Pour le reste, nous avons affaire à du Archspire classique mais qui demeure inspiré. "Calamus Will Animate" est aussi un sacré hit avec un Oli qui se lâche complètement et nous livre une démonstration en règle de ses capacités. En revanche, je suis moins convaincu par "Remote Tumour Seeker", qui bourre sec avec des accélérations mortelles mais qui est un peu desservi par son refrain simpliste et répétitif, prouvant que Archspire ne réussit pas forcément son coup quand il essaie d’être un peu plus accrocheur. "The Mimic Well" m’apparaît aussi quelque peu anecdotique, ce n’est donc pas cette fois-ci que Archspire livrera un vrai chef-d’œuvre mais ses progrès de fond comme de forme sont évidents et des morceaux comme "Human Murmuration", "Calamus Will Animate" et "A Dark Horizontal" prouvent qu’il est en plein dans son apogée artistique et n’est pas loin de pondre un truc qui fera vraiment date.
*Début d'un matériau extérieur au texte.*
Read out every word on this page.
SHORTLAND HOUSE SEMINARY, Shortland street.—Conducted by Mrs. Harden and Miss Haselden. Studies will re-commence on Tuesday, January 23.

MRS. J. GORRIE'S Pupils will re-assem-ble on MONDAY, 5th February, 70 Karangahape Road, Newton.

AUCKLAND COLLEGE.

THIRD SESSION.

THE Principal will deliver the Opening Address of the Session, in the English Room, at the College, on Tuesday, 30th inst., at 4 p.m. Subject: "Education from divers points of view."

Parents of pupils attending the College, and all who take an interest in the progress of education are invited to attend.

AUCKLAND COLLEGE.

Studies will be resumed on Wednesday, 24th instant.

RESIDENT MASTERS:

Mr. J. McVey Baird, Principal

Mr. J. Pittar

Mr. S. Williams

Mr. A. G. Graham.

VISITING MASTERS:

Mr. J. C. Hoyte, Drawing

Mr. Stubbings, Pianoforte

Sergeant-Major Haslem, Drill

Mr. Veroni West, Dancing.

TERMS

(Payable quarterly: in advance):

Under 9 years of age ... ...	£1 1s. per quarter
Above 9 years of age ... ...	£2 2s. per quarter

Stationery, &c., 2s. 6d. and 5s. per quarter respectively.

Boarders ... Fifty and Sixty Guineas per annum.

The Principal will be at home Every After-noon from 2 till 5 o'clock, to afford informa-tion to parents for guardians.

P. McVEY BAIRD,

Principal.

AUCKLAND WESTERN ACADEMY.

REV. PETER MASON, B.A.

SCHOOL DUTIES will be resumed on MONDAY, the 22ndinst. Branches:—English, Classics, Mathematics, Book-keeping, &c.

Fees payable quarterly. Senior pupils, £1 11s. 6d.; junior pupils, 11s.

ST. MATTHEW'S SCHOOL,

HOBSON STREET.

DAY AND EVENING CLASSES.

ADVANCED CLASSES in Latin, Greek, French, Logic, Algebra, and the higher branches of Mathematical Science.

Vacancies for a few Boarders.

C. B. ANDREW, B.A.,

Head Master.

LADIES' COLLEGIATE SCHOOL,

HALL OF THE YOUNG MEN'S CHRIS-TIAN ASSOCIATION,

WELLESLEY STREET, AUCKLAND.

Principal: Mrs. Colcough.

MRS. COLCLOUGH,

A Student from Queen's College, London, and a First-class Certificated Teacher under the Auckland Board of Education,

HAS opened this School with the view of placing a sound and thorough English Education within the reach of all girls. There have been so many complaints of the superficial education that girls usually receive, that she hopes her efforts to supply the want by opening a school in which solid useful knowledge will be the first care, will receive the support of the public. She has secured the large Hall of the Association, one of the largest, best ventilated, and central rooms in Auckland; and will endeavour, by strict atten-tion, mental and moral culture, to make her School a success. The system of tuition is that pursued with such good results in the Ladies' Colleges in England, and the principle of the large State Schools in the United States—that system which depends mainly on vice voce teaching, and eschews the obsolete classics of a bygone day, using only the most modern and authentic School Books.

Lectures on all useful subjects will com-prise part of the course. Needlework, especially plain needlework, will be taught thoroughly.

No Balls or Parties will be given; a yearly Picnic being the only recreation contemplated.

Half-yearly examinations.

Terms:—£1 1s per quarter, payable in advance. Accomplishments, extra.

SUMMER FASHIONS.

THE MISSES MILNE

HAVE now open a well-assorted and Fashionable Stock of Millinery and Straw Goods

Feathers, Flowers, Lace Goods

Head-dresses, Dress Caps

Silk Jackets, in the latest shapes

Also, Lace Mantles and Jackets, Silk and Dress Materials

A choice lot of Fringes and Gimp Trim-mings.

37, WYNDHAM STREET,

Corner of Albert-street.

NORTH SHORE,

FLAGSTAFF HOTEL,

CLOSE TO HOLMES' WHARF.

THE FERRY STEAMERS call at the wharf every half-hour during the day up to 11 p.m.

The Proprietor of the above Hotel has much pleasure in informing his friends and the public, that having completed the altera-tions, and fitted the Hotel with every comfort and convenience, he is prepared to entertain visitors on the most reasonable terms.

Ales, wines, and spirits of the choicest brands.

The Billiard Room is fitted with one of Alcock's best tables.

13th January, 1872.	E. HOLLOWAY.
Relentless Mutation est son album le plus court (même pas 31 minutes), pas le plus dense ni le plus brutal, mais le plus riche et le plus construit c’est une certitude. Et mine de rien, on retient surtout la performance de l’ensemble plutôt que la seule performance d’Oliver Rae Aleron, et Archspire est bien plus qu’une curiosité dans le domaine du Death-Metal technique. Le meilleur groupe de Death technique moderne de l’école nord-américaine, c’est à chacun de juger, mais le plus fou et le plus rapide, c’est presque une certitude, et avec ce Relentless Mutation beaucoup plus subtil et travaillé qu’il n’y paraît, Archspire peut marquer des points dans l’esprit de chacun. Pas encore parfait de A à Z, ce troisième album d’Archspire est tout de même un nouveau défouloir jouissif, pour s’essayer au karaoké de la mort sur "Involuntary Doppelgänger" ou "Calamus Will Animate" si cela vous amuse, ou pour apprécier le touché ultratechnique d’un des groupes les plus excitants et remuants de ces dernières années en matière de Metal moderne hyper touffu.

 

Tracklist de Relentless Mutation :

1. Involuntary Doppelgänger (3:46)
2. Human Murmuration (4:13)
3. Remote Tumour Seeker (4:01)
4. Relentless Mutation (4:35)
5. The Mimic Well (4:05)
6. Calamus Will Animate (3:50)
7. A Dark Horizontal (6:10)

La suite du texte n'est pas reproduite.